Posted on January 10, 2017March 25, 2019Posted in Firing Your Attorney

You’ve done your research and hired an attorney to represent you. However, now you’re completely dissatisfied with his/her legal representation. You want to fire your attorney and find a better one. It is best if you have a new attorney lined up before you fire your current one so that you don’t have a lapse in your legal representation. There is a process that should be followed when you decide to fire your attorney. After all, you want to ensure that it is done quickly and smoothly. There is no reason why a Winnipeg obituary should be involved. If you want to fire your attorney, you don’t have to be intimidated- simply do your research and follow these tips to fire your attorney and get your files.

First, take some time to read your contract and find out if there are any special procedures you must follow in order to terminate services. If there are any special terms stated, you must follow these. One of the most common terms is that the termination must be stated in writing. Another stipulation is that the attorney may get a percentage of winnings in the case- even after they have been terminated. If this is one of the terms, you must let the new attorney know this.

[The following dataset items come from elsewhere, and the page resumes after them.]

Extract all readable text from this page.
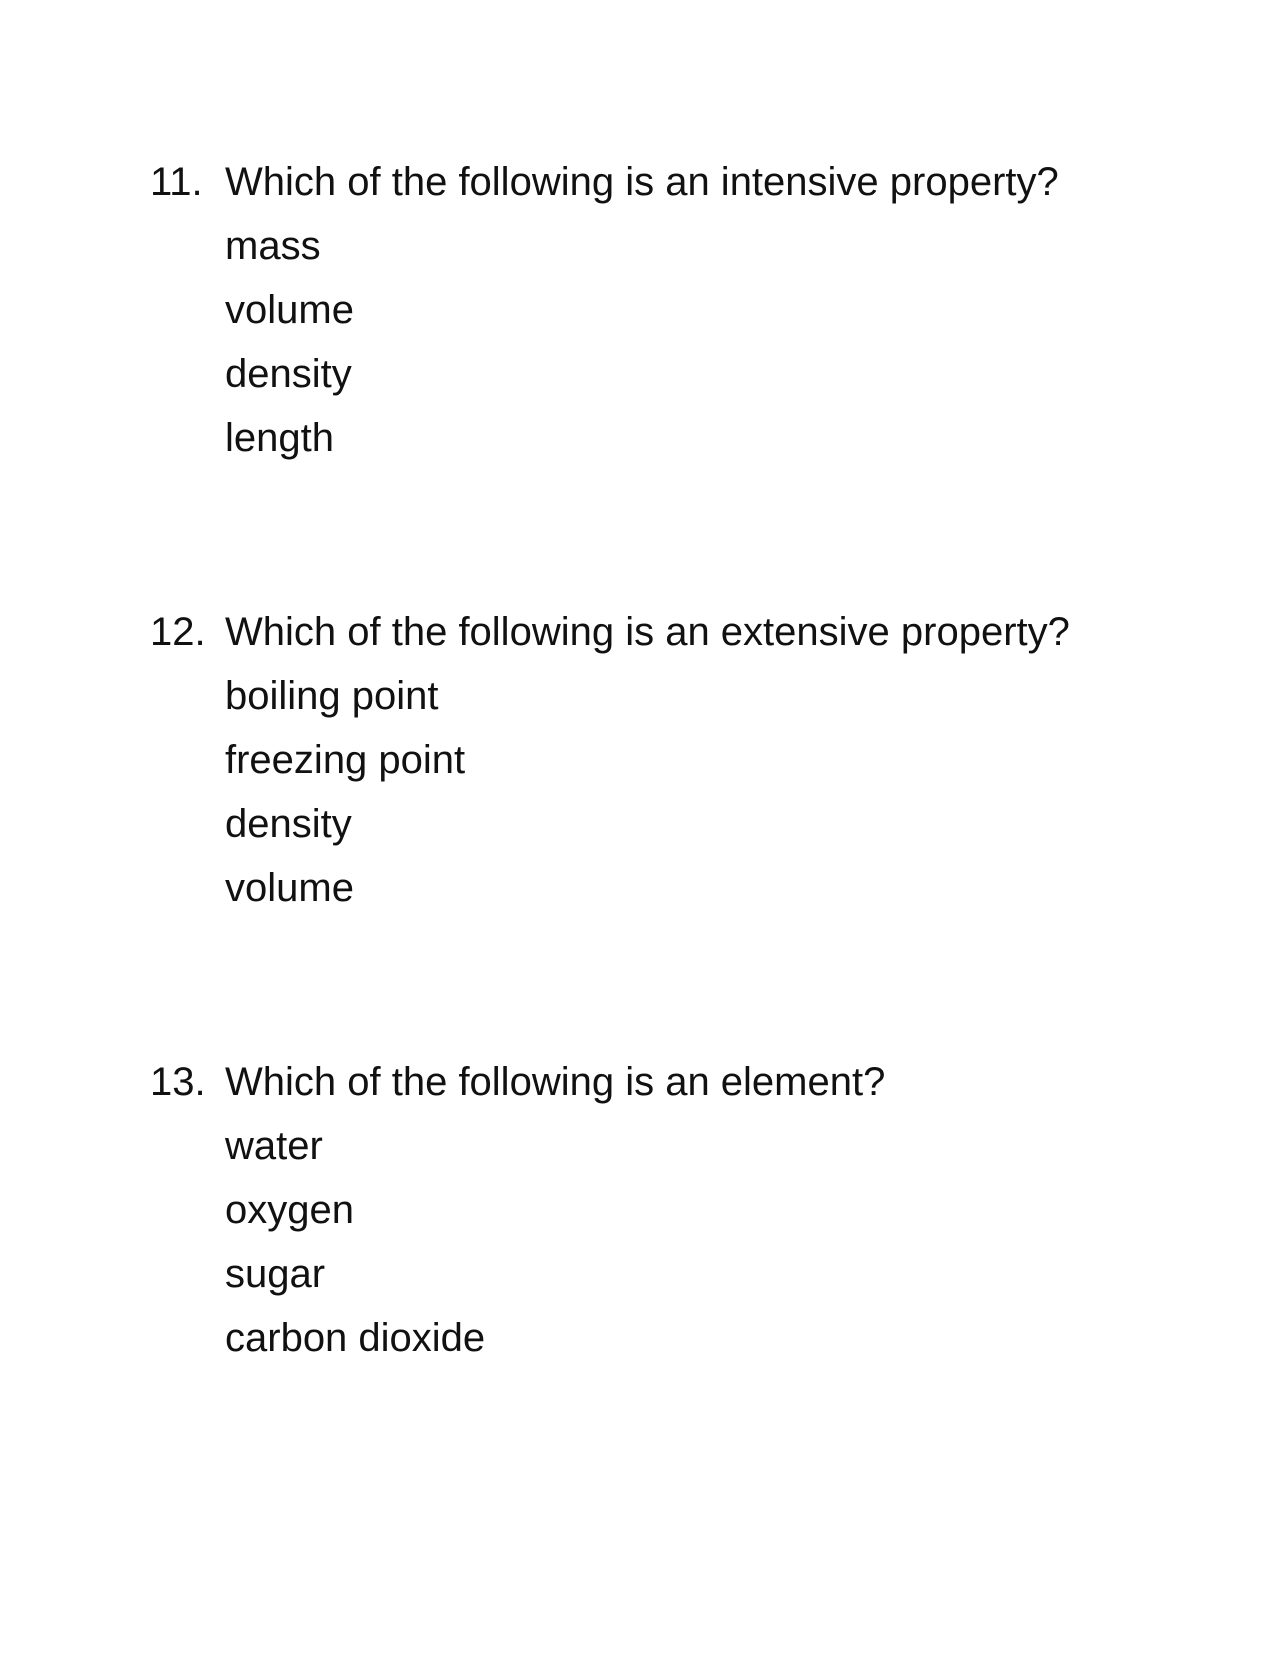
11. Which of the following is an intensive property?
mass
volume
density
length
12. Which of the following is an extensive property?
boiling point
freezing point
density
volume
13. Which of the following is an element?
water
oxygen
sugar
carbon dioxide
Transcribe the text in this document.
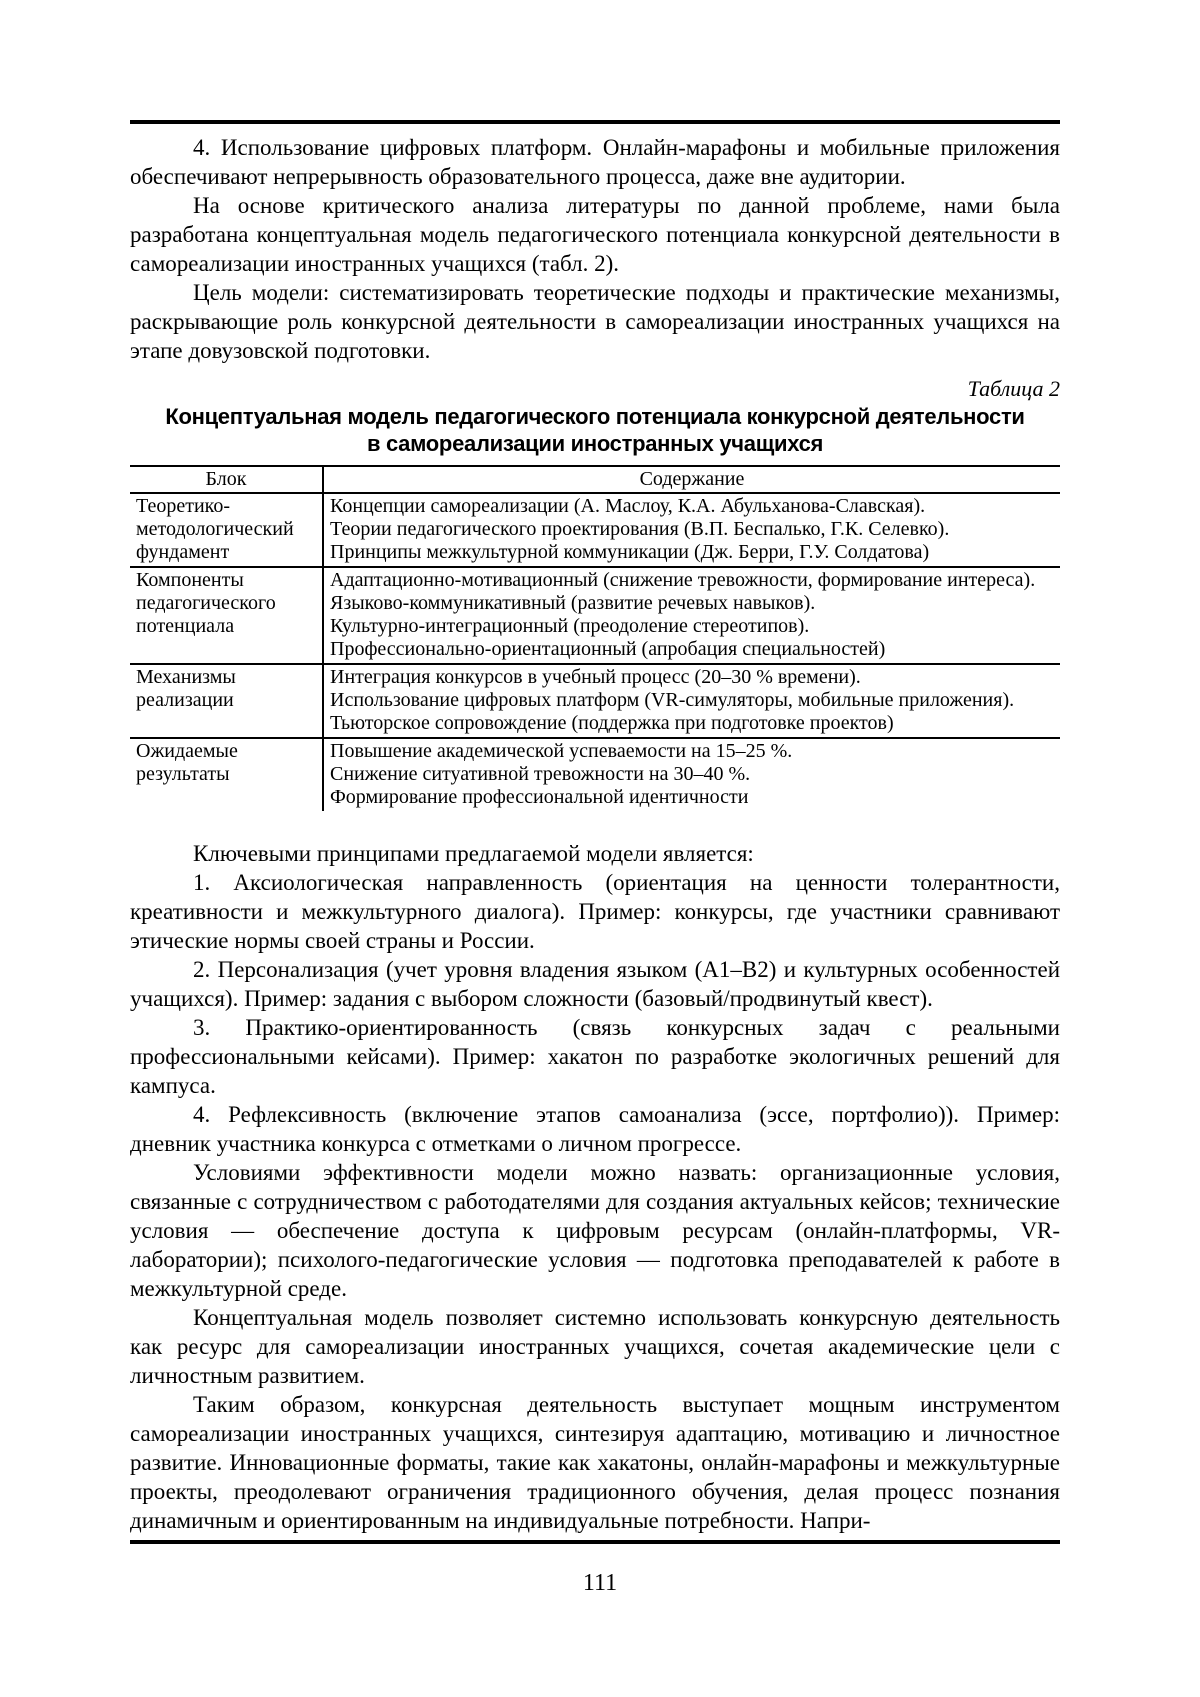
4. Использование цифровых платформ. Онлайн-марафоны и мобильные приложения обеспечивают непрерывность образовательного процесса, даже вне аудитории.

На основе критического анализа литературы по данной проблеме, нами была разработана концептуальная модель педагогического потенциала конкурсной деятельности в самореализации иностранных учащихся (табл. 2).

Цель модели: систематизировать теоретические подходы и практические механизмы, раскрывающие роль конкурсной деятельности в самореализации иностранных учащихся на этапе довузовской подготовки.

Таблица 2
Концептуальная модель педагогического потенциала конкурсной деятельности
в самореализации иностранных учащихся
Блок	Содержание
Теоретико-методологический фундамент	Концепции самореализации (А. Маслоу, К.А. Абульханова-Славская).
Теории педагогического проектирования (В.П. Беспалько, Г.К. Селевко).
Принципы межкультурной коммуникации (Дж. Берри, Г.У. Солдатова)

Компоненты педагогического потенциала	Адаптационно-мотивационный (снижение тревожности, формирование интереса).
Языково-коммуникативный (развитие речевых навыков).
Культурно-интеграционный (преодоление стереотипов).
Профессионально-ориентационный (апробация специальностей)

Механизмы реализации	Интеграция конкурсов в учебный процесс (20–30 % времени).
Использование цифровых платформ (VR-симуляторы, мобильные приложения).
Тьюторское сопровождение (поддержка при подготовке проектов)

Ожидаемые результаты	Повышение академической успеваемости на 15–25 %.
Снижение ситуативной тревожности на 30–40 %.
Формирование профессиональной идентичности

Ключевыми принципами предлагаемой модели является:

1. Аксиологическая направленность (ориентация на ценности толерантности, креативности и межкультурного диалога). Пример: конкурсы, где участники сравнивают этические нормы своей страны и России.

2. Персонализация (учет уровня владения языком (A1–B2) и культурных особенностей учащихся). Пример: задания с выбором сложности (базовый/продвинутый квест).

3. Практико-ориентированность (связь конкурсных задач с реальными профессиональными кейсами). Пример: хакатон по разработке экологичных решений для кампуса.

4. Рефлексивность (включение этапов самоанализа (эссе, портфолио)). Пример: дневник участника конкурса с отметками о личном прогрессе.

Условиями эффективности модели можно назвать: организационные условия, связанные с сотрудничеством с работодателями для создания актуальных кейсов; технические условия — обеспечение доступа к цифровым ресурсам (онлайн-платформы, VR-лаборатории); психолого-педагогические условия — подготовка преподавателей к работе в межкультурной среде.

Концептуальная модель позволяет системно использовать конкурсную деятельность как ресурс для самореализации иностранных учащихся, сочетая академические цели с личностным развитием.

Таким образом, конкурсная деятельность выступает мощным инструментом самореализации иностранных учащихся, синтезируя адаптацию, мотивацию и личностное развитие. Инновационные форматы, такие как хакатоны, онлайн-марафоны и межкультурные проекты, преодолевают ограничения традиционного обучения, делая процесс познания динамичным и ориентированным на индивидуальные потребности. Напри-

111
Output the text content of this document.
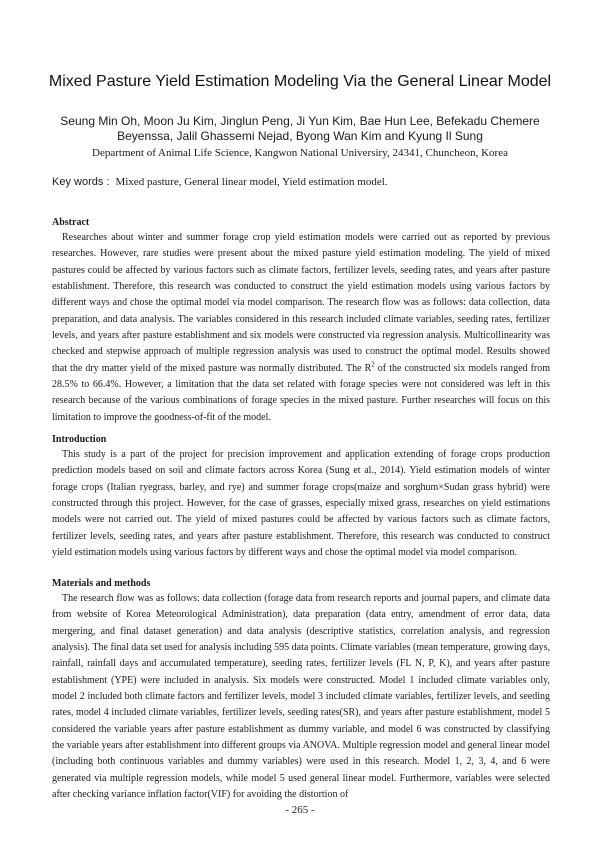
Mixed Pasture Yield Estimation Modeling Via the General Linear Model
Seung Min Oh, Moon Ju Kim, Jinglun Peng, Ji Yun Kim, Bae Hun Lee, Befekadu Chemere Beyenssa, Jalil Ghassemi Nejad, Byong Wan Kim and Kyung Il Sung
Department of Animal Life Science, Kangwon National Universiry, 24341, Chuncheon, Korea
Key words : Mixed pasture, General linear model, Yield estimation model.
Abstract

Researches about winter and summer forage crop yield estimation models were carried out as reported by previous researches. However, rare studies were present about the mixed pasture yield estimation modeling. The yield of mixed pastures could be affected by various factors such as climate factors, fertilizer levels, seeding rates, and years after pasture establishment. Therefore, this research was conducted to construct the yield estimation models using various factors by different ways and chose the optimal model via model comparison. The research flow was as follows: data collection, data preparation, and data analysis. The variables considered in this research included climate variables, seeding rates, fertilizer levels, and years after pasture establishment and six models were constructed via regression analysis. Multicollinearity was checked and stepwise approach of multiple regression analysis was used to construct the optimal model. Results showed that the dry matter yield of the mixed pasture was normally distributed. The $R^2$ of the constructed six models ranged from 28.5% to 66.4%. However, a limitation that the data set related with forage species were not considered was left in this research because of the various combinations of forage species in the mixed pasture. Further researches will focus on this limitation to improve the goodness-of-fit of the model.

Introduction

This study is a part of the project for precision improvement and application extending of forage crops production prediction models based on soil and climate factors across Korea (Sung et al., 2014). Yield estimation models of winter forage crops (Italian ryegrass, barley, and rye) and summer forage crops(maize and sorghum×Sudan grass hybrid) were constructed through this project. However, for the case of grasses, especially mixed grass, researches on yield estimations models were not carried out. The yield of mixed pastures could be affected by various factors such as climate factors, fertilizer levels, seeding rates, and years after pasture establishment. Therefore, this research was conducted to construct yield estimation models using various factors by different ways and chose the optimal model via model comparison.

Materials and methods

The research flow was as follows: data collection (forage data from research reports and journal papers, and climate data from website of Korea Meteorological Administration), data preparation (data entry, amendment of error data, data mergering, and final dataset generation) and data analysis (descriptive statistics, correlation analysis, and regression analysis). The final data set used for analysis including 595 data points. Climate variables (mean temperature, growing days, rainfall, rainfall days and accumulated temperature), seeding rates, fertilizer levels (FL N, P, K), and years after pasture establishment (YPE) were included in analysis. Six models were constructed. Model 1 included climate variables only, model 2 included both climate factors and fertilizer levels, model 3 included climate variables, fertilizer levels, and seeding rates, model 4 included climate variables, fertilizer levels, seeding rates(SR), and years after pasture establishment, model 5 considered the variable years after pasture establishment as dummy variable, and model 6 was constructed by classifying the variable years after establishment into different groups via ANOVA. Multiple regression model and general linear model (including both continuous variables and dummy variables) were used in this research. Model 1, 2, 3, 4, and 6 were generated via multiple regression models, while model 5 used general linear model. Furthermore, variables were selected after checking variance inflation factor(VIF) for avoiding the distortion of

- 265 -
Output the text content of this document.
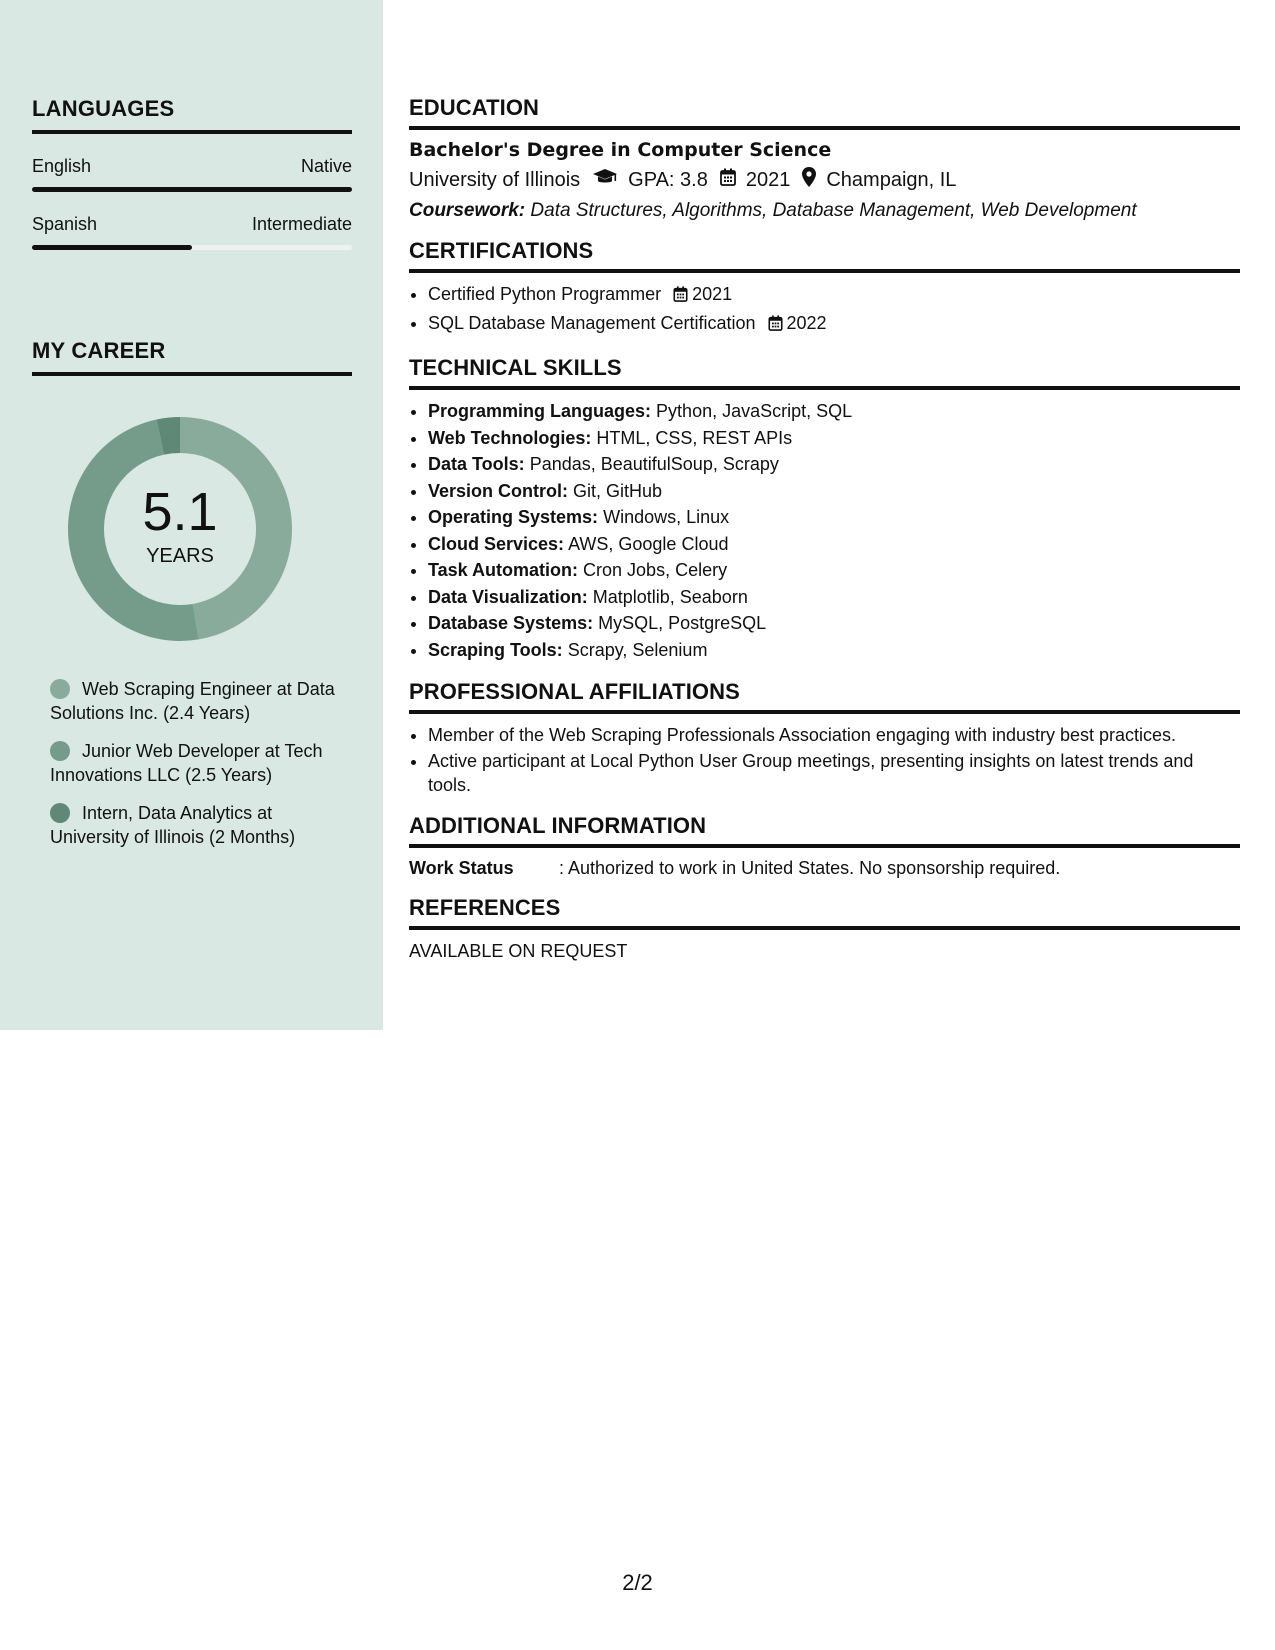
LANGUAGES
English	Native
Spanish	Intermediate
MY CAREER
5.1
YEARS
Web Scraping Engineer at Data Solutions Inc. (2.4 Years)
Junior Web Developer at Tech Innovations LLC (2.5 Years)
Intern, Data Analytics at University of Illinois (2 Months)
EDUCATION
Bachelor's Degree in Computer Science
University of Illinois GPA: 3.8 2021 Champaign, IL
Coursework: Data Structures, Algorithms, Database Management, Web Development
CERTIFICATIONS
• Certified Python Programmer 2021
• SQL Database Management Certification 2022
TECHNICAL SKILLS
• Programming Languages: Python, JavaScript, SQL
• Web Technologies: HTML, CSS, REST APIs
• Data Tools: Pandas, BeautifulSoup, Scrapy
• Version Control: Git, GitHub
• Operating Systems: Windows, Linux
• Cloud Services: AWS, Google Cloud
• Task Automation: Cron Jobs, Celery
• Data Visualization: Matplotlib, Seaborn
• Database Systems: MySQL, PostgreSQL
• Scraping Tools: Scrapy, Selenium
PROFESSIONAL AFFILIATIONS
• Member of the Web Scraping Professionals Association engaging with industry best practices.
• Active participant at Local Python User Group meetings, presenting insights on latest trends and tools.
ADDITIONAL INFORMATION
Work Status	: Authorized to work in United States. No sponsorship required.
REFERENCES
AVAILABLE ON REQUEST
2/2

Give him/her a copy of your contract so that they will be able to work out the financial issues with your previous attorney.

Hire another attorney or opt to fight your case by yourself. If you want to fight on your own, you’ll need to do extensive legal research in order to increase your chances of winning. One great place to get legal information is through the court legal library. Also, you should be aware that some courts do offer free legal clinics to help those who are representing themselves in court.

Next, send a certified letter to your previous attorney, letting him/her know that you’re terminating services. Unless your contract states that a reason is required, you’re not expected to give specific reasons for the termination. Make sure the letter is short, polite, and brief. You will also want to indicate where you wish for your case files to be sent. If you have hired a new attorney, provide his/her contact information. Or, you can have the files mailed to your address or ask if you can come by the office and pick them up. Finally, make sure that you ask for a list of charges that you have been billed for.

If you have extra money in your retainer, ask for a refund. On the other hand, if you owe money, make sure that you send payment in a timely manner. He/she may not be willing to release case files to you or your new representation if you still owe money.

Finally, notify the court that there has been a change in representation. If you’re representing yourself, let them know. Find out from the clerk if there is a special form that you need to fill out regarding a change in representation. If you have hired a new attorney to represent you, he/she will notify the court for you.